İctihâd, (Arapça: اِجْتِهاد)İslam hukukçusunun sosyal hayatta şeriatın birincil kaynaklarında yer almayan sorunları çözmek amacıyla fıkıh usûlü prensiplerini kullanarak hükme varmak için zihinsel çaba harcamasına verilen Arapça terim.
İlahiyatçı Fahrettin Atar, “Fıkıh Usûlü” isimli eserinde, ictihadın ıstılahta fıkıh usûlcüleri tarafından şöyle açıklandığını belirtir:
- 1. "Fer’î-zannî şer’î hükmü, tafsilî delilinden istinbât etmek hususunda fakîh (müctehid)’in olanca gücünü harcamasıdır." Veya,
- 2. "Bir müctehidin, usûl kaidelerini, olanca gücünü sarfedip uyguladıktan sonra vardığı hüküm ve görüştür."
İctihad eden kişiye müctehid (Arapça: مُجْتَهِد) adı verilir. Bir ictihadın geçerli olabilmesi için ictihadı yapan kişinin ictihad yapabilecek seviyede bir fakîh (İslam hukukçusu) olması gerekir. Ayrıca ictihad caiz olmayan konularda yapılamaz. İctihad yapmaya yetersiz bir kişi tarafından yapılan veya caiz olmayan bir konuda yapılmış olan bir ictihad, sahih sayılmaz ve geçerli kabul edilmez. Kişinin müctehid olabilmesi veya ictihad yapmaya yeterli görülebilmesi için hem İslam hukuku ve diğer İslam ilimlerine vakıf olması (kısacası “ilim”) hem de hukukî bir kabiliyete sahip olması gerekir. Bir müctehidin sahip olması gereken bazı bilgiler şöyle sıralanabilir: Kur'an'ı, Sünnet'i, icmâ'yı, kıyas'ı, fıkıh usûlünü, fürû'u'l-fıkh (fıkhın fürûunu) ve Arap dilini bilmek.
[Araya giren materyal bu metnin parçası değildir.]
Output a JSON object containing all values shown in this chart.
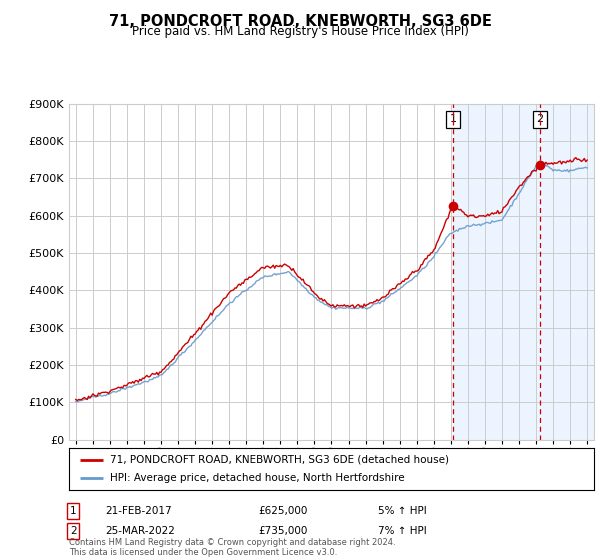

İctihadların hükmü yerine ve duruma göre değişir. Bir ictihad farz (Farz-ı Ayn veya Farz-ı Kifaye) olabileceği gibi mendub veya haram da olabilir. Bununla birlikte ictihadların sonuçta kat’î olmadıkları için örneğin itikadî hususlarda câri olamazlar. Zira ictihad, 'ictihadı onaylayıcı zannın, ona karşıt zanlardan üstün olması' durumu olarak da tanımlansa dahi, zannîdir yani bir sanı sonucu oluşmuştur, kesin olarak bilinemez.